His work is presented in Thursday’s issue of the journal Nature.
“It’s pretty exciting stuff,” said David Freedman, an environmental engineering professor at Clemson University who wasn’t involved in the work.
The way most cleanup crews now deal with vinyl chloride is to pump the contaminated water out of the ground and spray it into the atmosphere as a fine mist, letting sunlight break down the chemical naturally.
“But through a very long and painful experience, we’ve learned that it’s not the best way to deal with the problem,” Freedman said.

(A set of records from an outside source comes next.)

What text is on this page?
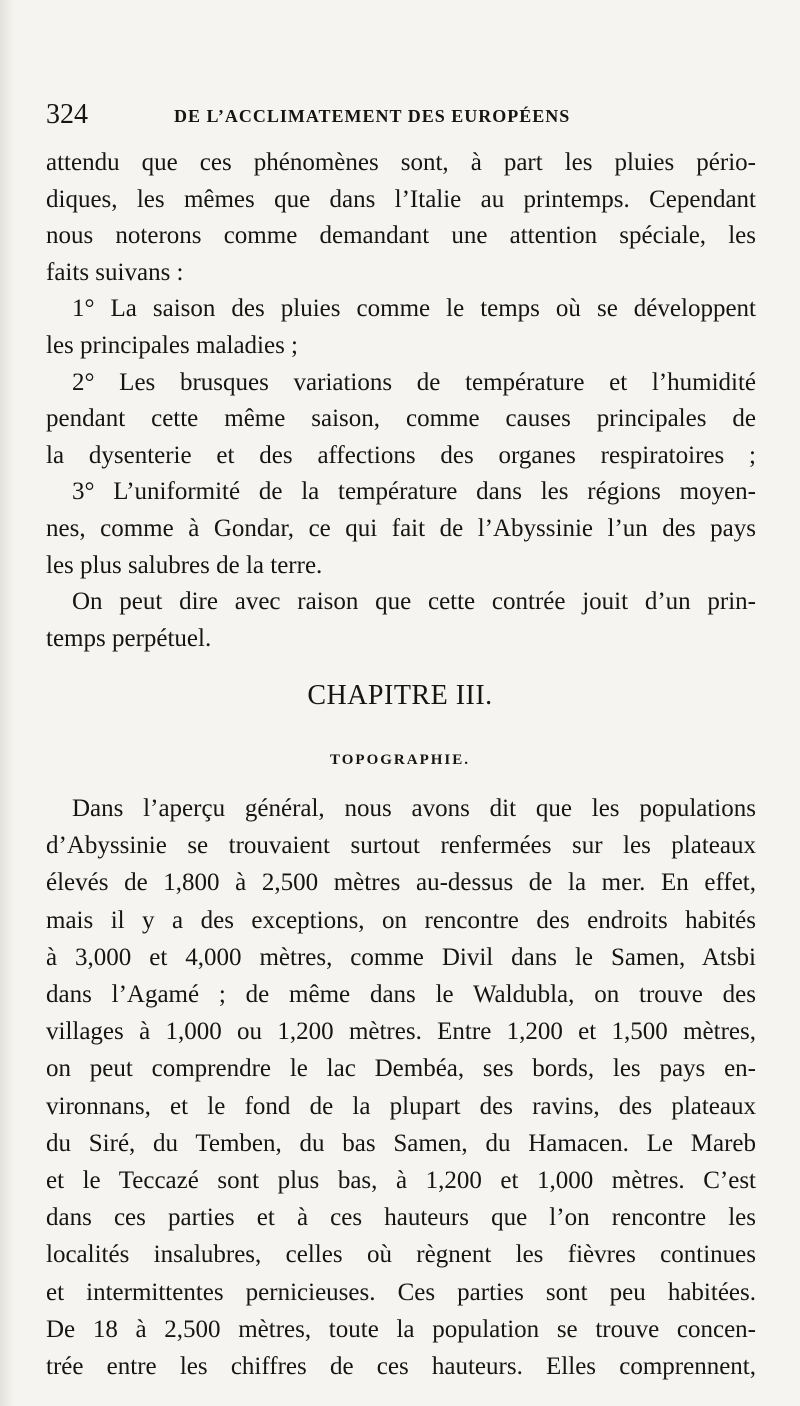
324	DE L’ACCLIMATEMENT DES EUROPÉENS
attendu que ces phénomènes sont, à part les pluies pério-
diques, les mêmes que dans l’Italie au printemps. Cependant
nous noterons comme demandant une attention spéciale, les
faits suivans :
1° La saison des pluies comme le temps où se développent
les principales maladies ;
2° Les brusques variations de température et l’humidité
pendant cette même saison, comme causes principales de
la dysenterie et des affections des organes respiratoires ;
3° L’uniformité de la température dans les régions moyen-
nes, comme à Gondar, ce qui fait de l’Abyssinie l’un des pays
les plus salubres de la terre.
On peut dire avec raison que cette contrée jouit d’un prin-
temps perpétuel.
CHAPITRE III.
TOPOGRAPHIE.
Dans l’aperçu général, nous avons dit que les populations
d’Abyssinie se trouvaient surtout renfermées sur les plateaux
élevés de 1,800 à 2,500 mètres au-dessus de la mer. En effet,
mais il y a des exceptions, on rencontre des endroits habités
à 3,000 et 4,000 mètres, comme Divil dans le Samen, Atsbi
dans l’Agamé ; de même dans le Waldubla, on trouve des
villages à 1,000 ou 1,200 mètres. Entre 1,200 et 1,500 mètres,
on peut comprendre le lac Dembéa, ses bords, les pays en-
vironnans, et le fond de la plupart des ravins, des plateaux
du Siré, du Temben, du bas Samen, du Hamacen. Le Mareb
et le Teccazé sont plus bas, à 1,200 et 1,000 mètres. C’est
dans ces parties et à ces hauteurs que l’on rencontre les
localités insalubres, celles où règnent les fièvres continues
et intermittentes pernicieuses. Ces parties sont peu habitées.
De 18 à 2,500 mètres, toute la population se trouve concen-
trée entre les chiffres de ces hauteurs. Elles comprennent,
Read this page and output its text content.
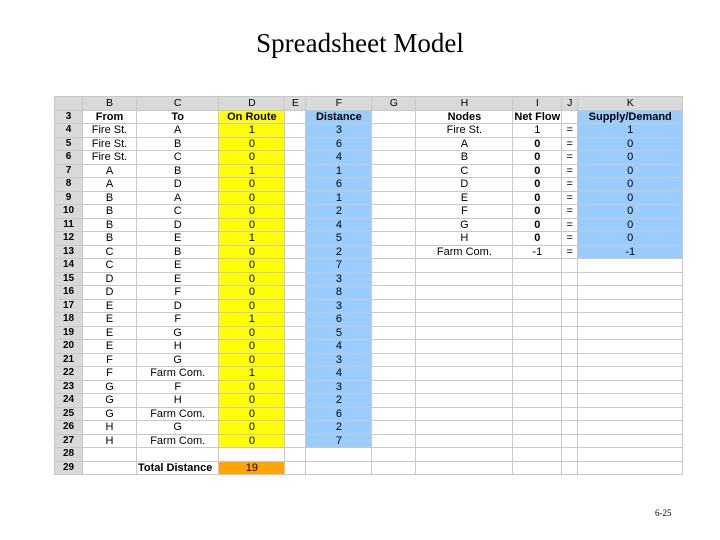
Spreadsheet Model
	B	C	D	E	F	G	H	I	J	K
3	From	To	On Route		Distance		Nodes	Net Flow		Supply/Demand
4	Fire St.	A	1		3		Fire St.	1	=	1
5	Fire St.	B	0		6		A	0	=	0
6	Fire St.	C	0		4		B	0	=	0
7	A	B	1		1		C	0	=	0
8	A	D	0		6		D	0	=	0
9	B	A	0		1		E	0	=	0
10	B	C	0		2		F	0	=	0
11	B	D	0		4		G	0	=	0
12	B	E	1		5		H	0	=	0
13	C	B	0		2		Farm Com.	-1	=	-1
14	C	E	0		7					
15	D	E	0		3					
16	D	F	0		8					
17	E	D	0		3					
18	E	F	1		6					
19	E	G	0		5					
20	E	H	0		4					
21	F	G	0		3					
22	F	Farm Com.	1		4					
23	G	F	0		3					
24	G	H	0		2					
25	G	Farm Com.	0		6					
26	H	G	0		2					
27	H	Farm Com.	0		7					
28										
29		Total Distance	19							
6-25
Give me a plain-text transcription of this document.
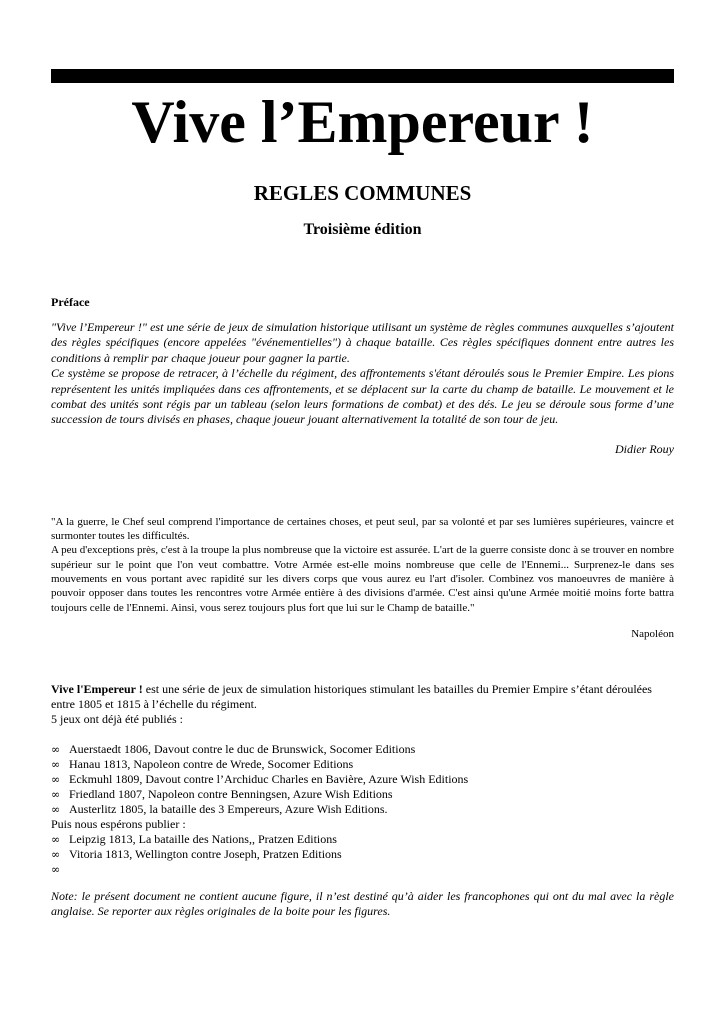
Vive l’Empereur !
REGLES COMMUNES
Troisième édition
Préface

"Vive l’Empereur !" est une série de jeux de simulation historique utilisant un système de règles communes auxquelles s’ajoutent des règles spécifiques (encore appelées "événementielles") à chaque bataille. Ces règles spécifiques donnent entre autres les conditions à remplir par chaque joueur pour gagner la partie.

Ce système se propose de retracer, à l’échelle du régiment, des affrontements s'étant déroulés sous le Premier Empire. Les pions représentent les unités impliquées dans ces affrontements, et se déplacent sur la carte du champ de bataille. Le mouvement et le combat des unités sont régis par un tableau (selon leurs formations de combat) et des dés. Le jeu se déroule sous forme d’une succession de tours divisés en phases, chaque joueur jouant alternativement la totalité de son tour de jeu.

Didier Rouy

"A la guerre, le Chef seul comprend l'importance de certaines choses, et peut seul, par sa volonté et par ses lumières supérieures, vaincre et surmonter toutes les difficultés.

A peu d'exceptions près, c'est à la troupe la plus nombreuse que la victoire est assurée. L'art de la guerre consiste donc à se trouver en nombre supérieur sur le point que l'on veut combattre. Votre Armée est-elle moins nombreuse que celle de l'Ennemi... Surprenez-le dans ses mouvements en vous portant avec rapidité sur les divers corps que vous aurez eu l'art d'isoler. Combinez vos manoeuvres de manière à pouvoir opposer dans toutes les rencontres votre Armée entière à des divisions d'armée. C'est ainsi qu'une Armée moitié moins forte battra toujours celle de l'Ennemi. Ainsi, vous serez toujours plus fort que lui sur le Champ de bataille."

Napoléon
Vive l'Empereur ! est une série de jeux de simulation historiques stimulant les batailles du Premier Empire s’étant déroulées entre 1805 et 1815 à l’échelle du régiment.
5 jeux ont déjà été publiés :
∞ Auerstaedt 1806, Davout contre le duc de Brunswick, Socomer Editions
∞ Hanau 1813, Napoleon contre de Wrede, Socomer Editions
∞ Eckmuhl 1809, Davout contre l’Archiduc Charles en Bavière, Azure Wish Editions
∞ Friedland 1807, Napoleon contre Benningsen, Azure Wish Editions
∞ Austerlitz 1805, la bataille des 3 Empereurs, Azure Wish Editions.
Puis nous espérons publier :
∞ Leipzig 1813, La bataille des Nations,, Pratzen Editions
∞ Vitoria 1813, Wellington contre Joseph, Pratzen Editions
∞
Note: le présent document ne contient aucune figure, il n’est destiné qu’à aider les francophones qui ont du mal avec la règle anglaise. Se reporter aux règles originales de la boite pour les figures.
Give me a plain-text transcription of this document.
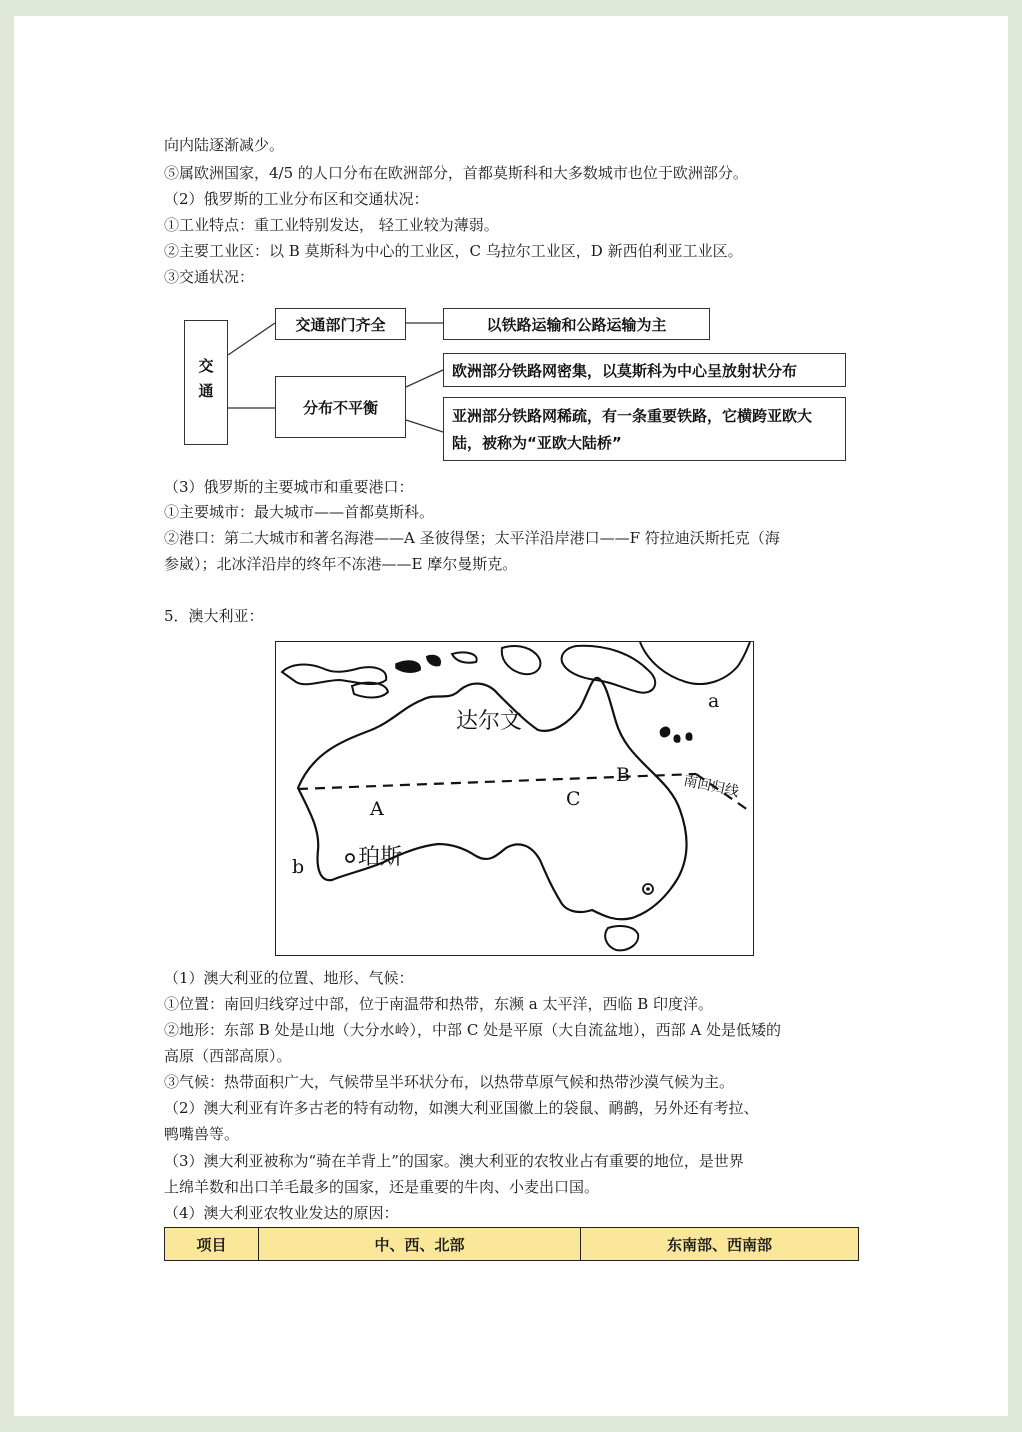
向内陆逐渐减少。
⑤属欧洲国家，4/5 的人口分布在欧洲部分，首都莫斯科和大多数城市也位于欧洲部分。
（2）俄罗斯的工业分布区和交通状况：
①工业特点：重工业特别发达， 轻工业较为薄弱。
②主要工业区：以 B 莫斯科为中心的工业区，C 乌拉尔工业区，D 新西伯利亚工业区。
③交通状况：
交通
交通部门齐全	以铁路运输和公路运输为主
分布不平衡
欧洲部分铁路网密集，以莫斯科为中心呈放射状分布
亚洲部分铁路网稀疏，有一条重要铁路，它横跨亚欧大陆，被称为“亚欧大陆桥”
（3）俄罗斯的主要城市和重要港口：
①主要城市：最大城市——首都莫斯科。
②港口：第二大城市和著名海港——A 圣彼得堡；太平洋沿岸港口——F 符拉迪沃斯托克（海
参崴）；北冰洋沿岸的终年不冻港——E 摩尔曼斯克。
5．澳大利亚：
达尔文
珀斯
南回归线
a
b
A
B
C
（1）澳大利亚的位置、地形、气候：
①位置：南回归线穿过中部，位于南温带和热带，东濒 a 太平洋，西临 B 印度洋。
②地形：东部 B 处是山地（大分水岭），中部 C 处是平原（大自流盆地），西部 A 处是低矮的
高原（西部高原）。
③气候：热带面积广大，气候带呈半环状分布，以热带草原气候和热带沙漠气候为主。
（2）澳大利亚有许多古老的特有动物，如澳大利亚国徽上的袋鼠、鸸鹋，另外还有考拉、
鸭嘴兽等。
（3）澳大利亚被称为“骑在羊背上”的国家。澳大利亚的农牧业占有重要的地位，是世界
上绵羊数和出口羊毛最多的国家，还是重要的牛肉、小麦出口国。
（4）澳大利亚农牧业发达的原因：
项目	中、西、北部	东南部、西南部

Hazardous chemicals have a way of sticking to the soil underground, so pumping out the aquifer never quite gets rid of all the contaminants, he explained.

“It’s a waste of money,” Loeffler said.
Scientists have long suspected that deep in the ground some type of microbe found vinyl chloride palatable. Loeffler spent four years searching for it, isolating BAV1 from a bustling community of microscopic organisms that included thousands of kinds of bacteria.
James Gossett, a Cornell University researcher who identified a bacterium in 1997 that could eat organic chlorides but had problems with vinyl chloride, called BAV1 “another in a long list of discoveries or isolations” that will illuminate research into cleaning toxic waste with bacteria.

Gossett said the discovery will help scientists determine which enzyme breaks down vinyl chloride.
If the enzyme is found, Gossett said more robust bacteria that can survive in the presence of oxygen or eat faster than BAV1 could be genetically engineered to digest vinyl chloride.